SCD occurs more often among people from parts of the world where malaria is or was common. Africa is the area of the world most threatened by malaria because it has the most efficient vectors, the Anopheles gambiae complex. Sickle cell trait or disease offers a protective effect against malaria. Individual with sickle cell anaemia are resistant to the parasite that causes malaria. The malarial parasite cannot live in a sickled celled red blood cell because the body sends red blood cells to the spleen. The spleen is an organ that helps filter the blood of infections. Sickle cells get stuck in this filter and die. If a parasite is in the cell, it also is destroyed. As the cell membrane become porous, the sickle cell leaks nutrients, viz., potassium (the parasite needs to survive) and the parasite dies due to lack of much needed nutrient. In malaria-endemic regions, this has led to positive selection of the genetic mutation. Because the U.S. does not have a problem with malaria, the incidence of sickle cell anaemia has decreased in African American population [10].
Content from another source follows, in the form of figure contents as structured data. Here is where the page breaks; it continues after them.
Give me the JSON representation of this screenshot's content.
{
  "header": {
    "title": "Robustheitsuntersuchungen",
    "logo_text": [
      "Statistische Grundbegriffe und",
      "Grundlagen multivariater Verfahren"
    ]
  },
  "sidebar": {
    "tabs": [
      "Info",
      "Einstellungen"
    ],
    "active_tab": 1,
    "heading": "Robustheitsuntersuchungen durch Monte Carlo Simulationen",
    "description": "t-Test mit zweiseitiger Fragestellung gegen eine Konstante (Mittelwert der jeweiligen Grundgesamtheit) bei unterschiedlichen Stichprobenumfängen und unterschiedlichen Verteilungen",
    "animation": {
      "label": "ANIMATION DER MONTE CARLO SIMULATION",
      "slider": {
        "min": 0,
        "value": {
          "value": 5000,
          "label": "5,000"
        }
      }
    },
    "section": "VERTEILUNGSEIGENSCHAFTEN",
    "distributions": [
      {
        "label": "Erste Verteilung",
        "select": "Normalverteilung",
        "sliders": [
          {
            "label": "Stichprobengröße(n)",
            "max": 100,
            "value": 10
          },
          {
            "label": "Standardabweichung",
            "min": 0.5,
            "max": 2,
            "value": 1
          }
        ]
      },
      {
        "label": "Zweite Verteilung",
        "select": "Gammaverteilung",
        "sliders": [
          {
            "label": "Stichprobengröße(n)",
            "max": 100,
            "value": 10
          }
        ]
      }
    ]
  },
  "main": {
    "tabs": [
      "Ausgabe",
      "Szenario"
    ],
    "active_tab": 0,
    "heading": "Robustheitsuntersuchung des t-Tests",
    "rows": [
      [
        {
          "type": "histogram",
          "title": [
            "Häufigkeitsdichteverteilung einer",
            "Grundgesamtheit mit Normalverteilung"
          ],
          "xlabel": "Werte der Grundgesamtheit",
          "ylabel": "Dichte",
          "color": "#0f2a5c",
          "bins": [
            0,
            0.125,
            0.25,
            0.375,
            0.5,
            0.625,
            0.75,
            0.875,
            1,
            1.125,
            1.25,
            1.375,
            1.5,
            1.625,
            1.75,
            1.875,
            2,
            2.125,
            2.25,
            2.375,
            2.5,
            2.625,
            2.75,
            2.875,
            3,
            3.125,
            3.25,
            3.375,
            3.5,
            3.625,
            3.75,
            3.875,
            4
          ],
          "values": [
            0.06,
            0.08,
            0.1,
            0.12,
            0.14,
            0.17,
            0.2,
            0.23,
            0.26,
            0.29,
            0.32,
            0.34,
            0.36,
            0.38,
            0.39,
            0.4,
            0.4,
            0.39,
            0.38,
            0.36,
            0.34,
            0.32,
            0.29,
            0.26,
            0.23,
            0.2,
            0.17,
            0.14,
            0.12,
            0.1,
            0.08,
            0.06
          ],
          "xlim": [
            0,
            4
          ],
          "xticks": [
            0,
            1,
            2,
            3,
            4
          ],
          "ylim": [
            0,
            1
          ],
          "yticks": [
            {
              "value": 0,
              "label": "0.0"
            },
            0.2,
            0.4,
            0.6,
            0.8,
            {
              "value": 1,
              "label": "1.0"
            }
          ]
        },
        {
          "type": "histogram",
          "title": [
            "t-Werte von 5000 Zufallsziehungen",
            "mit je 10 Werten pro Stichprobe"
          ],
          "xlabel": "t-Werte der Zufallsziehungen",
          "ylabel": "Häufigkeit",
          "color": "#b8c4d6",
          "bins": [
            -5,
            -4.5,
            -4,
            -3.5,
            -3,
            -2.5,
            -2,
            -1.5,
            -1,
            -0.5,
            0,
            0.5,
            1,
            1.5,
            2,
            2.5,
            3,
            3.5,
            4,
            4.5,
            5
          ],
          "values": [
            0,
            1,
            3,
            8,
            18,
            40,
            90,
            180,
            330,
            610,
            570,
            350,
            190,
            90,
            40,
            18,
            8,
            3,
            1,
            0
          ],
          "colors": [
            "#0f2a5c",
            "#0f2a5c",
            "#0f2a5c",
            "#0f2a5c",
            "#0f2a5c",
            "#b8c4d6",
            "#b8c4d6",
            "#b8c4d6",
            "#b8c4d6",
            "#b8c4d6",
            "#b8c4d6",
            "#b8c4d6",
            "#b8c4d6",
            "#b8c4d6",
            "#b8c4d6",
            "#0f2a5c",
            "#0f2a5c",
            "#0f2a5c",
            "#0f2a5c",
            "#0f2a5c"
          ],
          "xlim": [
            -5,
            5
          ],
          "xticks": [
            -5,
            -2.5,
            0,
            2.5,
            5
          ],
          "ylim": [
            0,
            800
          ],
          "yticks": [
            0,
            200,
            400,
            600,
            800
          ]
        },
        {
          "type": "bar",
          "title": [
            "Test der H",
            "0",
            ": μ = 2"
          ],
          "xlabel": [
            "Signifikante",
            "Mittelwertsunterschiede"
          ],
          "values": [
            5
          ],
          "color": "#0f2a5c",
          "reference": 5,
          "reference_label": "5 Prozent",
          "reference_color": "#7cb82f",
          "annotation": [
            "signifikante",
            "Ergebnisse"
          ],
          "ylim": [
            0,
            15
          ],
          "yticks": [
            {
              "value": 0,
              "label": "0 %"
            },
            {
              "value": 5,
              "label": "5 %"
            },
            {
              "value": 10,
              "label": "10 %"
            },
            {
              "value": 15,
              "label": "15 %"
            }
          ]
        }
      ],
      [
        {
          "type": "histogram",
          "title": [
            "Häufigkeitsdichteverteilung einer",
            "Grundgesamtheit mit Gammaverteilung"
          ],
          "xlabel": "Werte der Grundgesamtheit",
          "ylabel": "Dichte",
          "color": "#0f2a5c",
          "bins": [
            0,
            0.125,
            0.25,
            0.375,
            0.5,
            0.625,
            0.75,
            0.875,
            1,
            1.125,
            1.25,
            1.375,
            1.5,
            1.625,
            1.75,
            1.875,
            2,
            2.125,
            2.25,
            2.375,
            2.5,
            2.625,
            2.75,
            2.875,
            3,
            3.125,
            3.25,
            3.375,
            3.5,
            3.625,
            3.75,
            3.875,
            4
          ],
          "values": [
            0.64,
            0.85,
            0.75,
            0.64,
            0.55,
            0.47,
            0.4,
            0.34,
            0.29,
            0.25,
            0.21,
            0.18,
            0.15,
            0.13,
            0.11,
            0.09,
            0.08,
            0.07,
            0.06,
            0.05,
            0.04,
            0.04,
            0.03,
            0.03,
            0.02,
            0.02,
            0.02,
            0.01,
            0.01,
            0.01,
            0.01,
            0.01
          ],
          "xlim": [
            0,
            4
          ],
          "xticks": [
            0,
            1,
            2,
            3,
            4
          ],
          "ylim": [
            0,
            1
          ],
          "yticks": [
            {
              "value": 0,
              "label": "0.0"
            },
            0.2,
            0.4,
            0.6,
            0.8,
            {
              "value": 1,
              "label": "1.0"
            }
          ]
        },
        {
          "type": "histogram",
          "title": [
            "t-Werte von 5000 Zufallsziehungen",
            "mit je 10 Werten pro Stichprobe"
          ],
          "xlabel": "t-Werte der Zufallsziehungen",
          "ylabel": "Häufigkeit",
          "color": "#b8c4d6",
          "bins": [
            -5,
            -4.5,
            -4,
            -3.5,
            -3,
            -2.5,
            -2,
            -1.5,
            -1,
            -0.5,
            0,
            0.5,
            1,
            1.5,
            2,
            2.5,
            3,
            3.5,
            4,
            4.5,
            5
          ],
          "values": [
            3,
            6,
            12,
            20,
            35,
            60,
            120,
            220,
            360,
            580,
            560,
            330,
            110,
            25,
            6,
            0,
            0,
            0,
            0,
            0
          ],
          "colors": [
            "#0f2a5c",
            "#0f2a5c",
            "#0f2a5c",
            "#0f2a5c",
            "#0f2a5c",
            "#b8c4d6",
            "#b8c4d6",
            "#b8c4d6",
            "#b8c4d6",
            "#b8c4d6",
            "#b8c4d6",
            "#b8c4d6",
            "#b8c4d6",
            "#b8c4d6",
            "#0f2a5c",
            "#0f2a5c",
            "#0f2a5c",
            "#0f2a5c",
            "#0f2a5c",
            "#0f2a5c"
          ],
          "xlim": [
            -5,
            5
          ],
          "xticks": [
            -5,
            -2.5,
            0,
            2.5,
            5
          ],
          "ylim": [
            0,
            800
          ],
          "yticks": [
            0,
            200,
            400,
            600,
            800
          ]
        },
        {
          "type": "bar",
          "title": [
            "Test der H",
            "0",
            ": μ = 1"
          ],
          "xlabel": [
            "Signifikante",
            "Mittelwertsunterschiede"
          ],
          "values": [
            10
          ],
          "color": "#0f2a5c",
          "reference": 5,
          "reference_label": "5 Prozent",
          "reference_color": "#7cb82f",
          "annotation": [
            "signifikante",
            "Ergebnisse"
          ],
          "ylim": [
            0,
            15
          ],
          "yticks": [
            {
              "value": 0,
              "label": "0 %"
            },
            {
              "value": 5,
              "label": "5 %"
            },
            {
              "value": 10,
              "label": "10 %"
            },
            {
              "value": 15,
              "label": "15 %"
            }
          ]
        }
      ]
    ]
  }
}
Disease Modifying Therapies
Sickle cell anaemia accounts for 60% to 70% of sickle cell disease in the U.S. 8% to 10% of African American neonates in the U.S. are carriers of the sickle cell trait. SCD is chronic but treatable and is not a death sentence. Patients with SCD require comprehensive care. Taking the vitamin folic acid (folate) daily to help make new red blood cells, butyric acid (food additive that may increase normal haemoglobin), nitric oxide (may make sickle cells less sticky and keep blood vessels open), decitabine/5-Azacytidine (increases haemoglobin F levels which carries more oxygen), drinking plenty of water daily, avoiding too hot or too cold temperatures, getting plenty of rest, and avoiding over exertion and stress are general guidelines to keep the sickle cell patient healthy. Newborn screening for haemoglobinopathies has been a successful form of population screening for SCD. Babies and young children with sickle cell disease must take a daily dose of penicillin to prevent potentially deadly infections. Patients also take folic acid, which helps build new red blood cells. Hydroxyurea may be the first drug to effectively address SCD and is the first FDA (Food and Drug Administration)-approved medication for this genetic disease [11]. People with more severe cases of the disease can be treated with a bone marrow transplant. While bone marrow/stem cell transplantation appears to have successfully cured a small number of SCD patients, the vast majority of people with SCD are not candidates for this costly and high risk procedure. Researchers at Harvard Medical School and MIT, supported by National Institute of Health (NIH), announced that they had corrected sickle cell disease in mice using gene therapy (correcting the defective gene and inserting it into the bone marrow of those with sickle cell to stimulate production of normal haemoglobin). Though the only cure to SCD is bone marrow transplantation, gene therapy offers promise of a cure.